Poster Extraordinaire
Silver Supporter
Joined
Mar 31, 2016
Posts
5,233
Location
Yorkshire
If it sounds just fine when run into the correct load, loud and clean, no harm, no foul.

Fuzz may possibly be an issue, as can distortion, as square waves do all manner of nasty things with regard to back EMF. Perhaps the borked sound was sufficient to alert you, and the amp wasn't cranked.

If it still works, you've got away with it.

Some gaffer tape over the 32 Ohm socket may not go amiss, or buy another cab and parallel daisy-chain them :)

See?, even a mistake can have benefits.
 

2L man

Tele-Afflicted
Joined
Nov 23, 2020
Posts
1,309
Age
62
Location
Finland
I think it is bigger risk for tubes to fail when loadspeaker load is insufficient and energy turns high voltage spikes on OT primary circuit. Obviously it can cause very high frequency, out of hearing, oscillation as well.
 

tubedude

Tele-Afflicted
Silver Supporter
Joined
Jul 26, 2013
Posts
1,068
Location
east georgia
Better a tough high impedance load than a short, but a 100% mismatch is usually safe.

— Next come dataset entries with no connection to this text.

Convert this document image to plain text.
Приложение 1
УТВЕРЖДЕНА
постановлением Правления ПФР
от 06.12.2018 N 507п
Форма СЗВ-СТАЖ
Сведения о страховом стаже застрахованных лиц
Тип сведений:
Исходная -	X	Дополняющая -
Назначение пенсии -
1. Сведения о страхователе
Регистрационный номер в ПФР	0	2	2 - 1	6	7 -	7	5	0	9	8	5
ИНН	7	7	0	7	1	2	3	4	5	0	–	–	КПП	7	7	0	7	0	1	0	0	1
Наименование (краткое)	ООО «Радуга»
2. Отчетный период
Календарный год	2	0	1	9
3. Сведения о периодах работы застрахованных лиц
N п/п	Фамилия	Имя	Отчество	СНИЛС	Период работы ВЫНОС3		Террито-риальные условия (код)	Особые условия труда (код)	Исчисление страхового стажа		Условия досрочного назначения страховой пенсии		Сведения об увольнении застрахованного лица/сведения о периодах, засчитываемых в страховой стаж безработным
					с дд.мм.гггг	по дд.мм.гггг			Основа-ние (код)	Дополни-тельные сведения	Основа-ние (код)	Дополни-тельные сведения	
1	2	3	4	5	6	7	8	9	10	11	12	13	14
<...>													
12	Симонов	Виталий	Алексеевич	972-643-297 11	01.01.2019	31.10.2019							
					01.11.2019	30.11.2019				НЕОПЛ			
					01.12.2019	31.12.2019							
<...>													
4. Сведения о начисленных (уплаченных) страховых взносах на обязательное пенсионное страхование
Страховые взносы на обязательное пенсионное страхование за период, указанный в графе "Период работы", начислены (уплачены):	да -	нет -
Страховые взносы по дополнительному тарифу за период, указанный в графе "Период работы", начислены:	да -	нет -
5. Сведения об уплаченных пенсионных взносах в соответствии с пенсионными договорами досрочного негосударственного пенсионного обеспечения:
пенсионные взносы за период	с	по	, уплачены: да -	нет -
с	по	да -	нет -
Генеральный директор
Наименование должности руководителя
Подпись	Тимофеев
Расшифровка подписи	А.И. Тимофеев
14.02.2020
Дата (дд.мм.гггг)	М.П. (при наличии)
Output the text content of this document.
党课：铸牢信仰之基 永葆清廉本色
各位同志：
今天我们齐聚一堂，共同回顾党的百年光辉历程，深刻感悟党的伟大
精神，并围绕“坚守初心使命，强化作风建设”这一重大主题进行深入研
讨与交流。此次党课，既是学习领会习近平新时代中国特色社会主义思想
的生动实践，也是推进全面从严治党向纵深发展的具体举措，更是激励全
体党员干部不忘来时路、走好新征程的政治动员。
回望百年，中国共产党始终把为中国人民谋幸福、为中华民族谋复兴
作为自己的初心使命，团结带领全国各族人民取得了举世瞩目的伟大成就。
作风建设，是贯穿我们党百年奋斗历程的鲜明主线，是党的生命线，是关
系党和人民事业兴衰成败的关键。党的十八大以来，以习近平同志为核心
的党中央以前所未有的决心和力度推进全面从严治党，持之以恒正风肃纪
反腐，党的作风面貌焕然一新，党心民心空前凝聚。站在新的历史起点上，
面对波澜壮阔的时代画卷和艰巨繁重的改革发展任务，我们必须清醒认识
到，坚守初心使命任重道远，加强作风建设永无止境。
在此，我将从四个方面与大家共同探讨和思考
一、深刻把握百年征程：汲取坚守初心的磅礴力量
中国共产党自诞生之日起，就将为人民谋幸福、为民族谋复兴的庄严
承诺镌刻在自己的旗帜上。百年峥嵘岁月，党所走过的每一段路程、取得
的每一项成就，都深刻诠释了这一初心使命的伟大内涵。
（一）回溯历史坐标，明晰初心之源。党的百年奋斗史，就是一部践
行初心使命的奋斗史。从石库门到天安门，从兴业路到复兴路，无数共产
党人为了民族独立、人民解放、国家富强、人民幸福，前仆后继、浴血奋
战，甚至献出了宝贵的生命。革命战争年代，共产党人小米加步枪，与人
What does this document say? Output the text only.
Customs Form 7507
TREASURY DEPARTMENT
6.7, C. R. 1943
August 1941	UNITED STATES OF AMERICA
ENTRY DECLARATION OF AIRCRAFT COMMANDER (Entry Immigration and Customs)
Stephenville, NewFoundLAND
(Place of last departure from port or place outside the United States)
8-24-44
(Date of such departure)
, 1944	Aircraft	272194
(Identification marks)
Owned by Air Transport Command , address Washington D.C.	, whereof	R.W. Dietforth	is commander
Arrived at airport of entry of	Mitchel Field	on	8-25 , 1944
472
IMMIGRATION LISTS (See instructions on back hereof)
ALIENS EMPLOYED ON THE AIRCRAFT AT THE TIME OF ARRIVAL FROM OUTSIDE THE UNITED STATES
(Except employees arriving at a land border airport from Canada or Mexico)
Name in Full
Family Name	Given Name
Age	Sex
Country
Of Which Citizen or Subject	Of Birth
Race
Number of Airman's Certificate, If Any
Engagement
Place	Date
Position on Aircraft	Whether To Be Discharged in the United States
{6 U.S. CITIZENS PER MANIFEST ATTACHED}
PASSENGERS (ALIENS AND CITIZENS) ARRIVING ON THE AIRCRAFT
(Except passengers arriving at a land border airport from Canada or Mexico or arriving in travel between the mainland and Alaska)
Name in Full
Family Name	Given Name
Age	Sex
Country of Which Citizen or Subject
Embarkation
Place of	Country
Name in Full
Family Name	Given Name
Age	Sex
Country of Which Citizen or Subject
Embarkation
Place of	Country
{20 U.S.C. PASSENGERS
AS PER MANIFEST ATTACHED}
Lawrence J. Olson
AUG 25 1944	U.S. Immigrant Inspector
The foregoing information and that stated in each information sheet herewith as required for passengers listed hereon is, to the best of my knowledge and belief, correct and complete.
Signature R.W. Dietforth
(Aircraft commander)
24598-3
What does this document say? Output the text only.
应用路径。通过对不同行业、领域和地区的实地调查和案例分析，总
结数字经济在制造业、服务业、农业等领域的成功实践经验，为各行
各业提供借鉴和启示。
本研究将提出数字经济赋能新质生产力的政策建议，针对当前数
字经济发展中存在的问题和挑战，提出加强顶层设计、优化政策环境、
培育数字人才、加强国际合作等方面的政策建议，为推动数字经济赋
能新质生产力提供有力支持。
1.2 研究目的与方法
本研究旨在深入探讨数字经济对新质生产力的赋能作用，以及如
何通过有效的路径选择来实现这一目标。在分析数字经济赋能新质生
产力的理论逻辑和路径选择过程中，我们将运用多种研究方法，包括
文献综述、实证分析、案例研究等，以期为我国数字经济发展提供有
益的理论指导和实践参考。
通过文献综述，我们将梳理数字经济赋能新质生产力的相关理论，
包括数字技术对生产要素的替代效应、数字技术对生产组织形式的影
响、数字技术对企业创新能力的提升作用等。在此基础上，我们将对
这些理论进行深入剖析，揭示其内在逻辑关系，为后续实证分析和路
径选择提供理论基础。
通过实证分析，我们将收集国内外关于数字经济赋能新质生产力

An 8R source driving a 32R load is not good at all, but it's far better than driving into a short, and world's better than a no load condition.
 
Last edited:
  • Like
Reactions: NTC

NTC

Tele-Afflicted
Joined
Mar 17, 2003
Posts
1,165
Instead of a dead short like a Fender amp, some old Traynor amplifiers put a relatively high value resistor (180 ohms, 30W (edited)) on the output when no plug was inserted into the speaker output.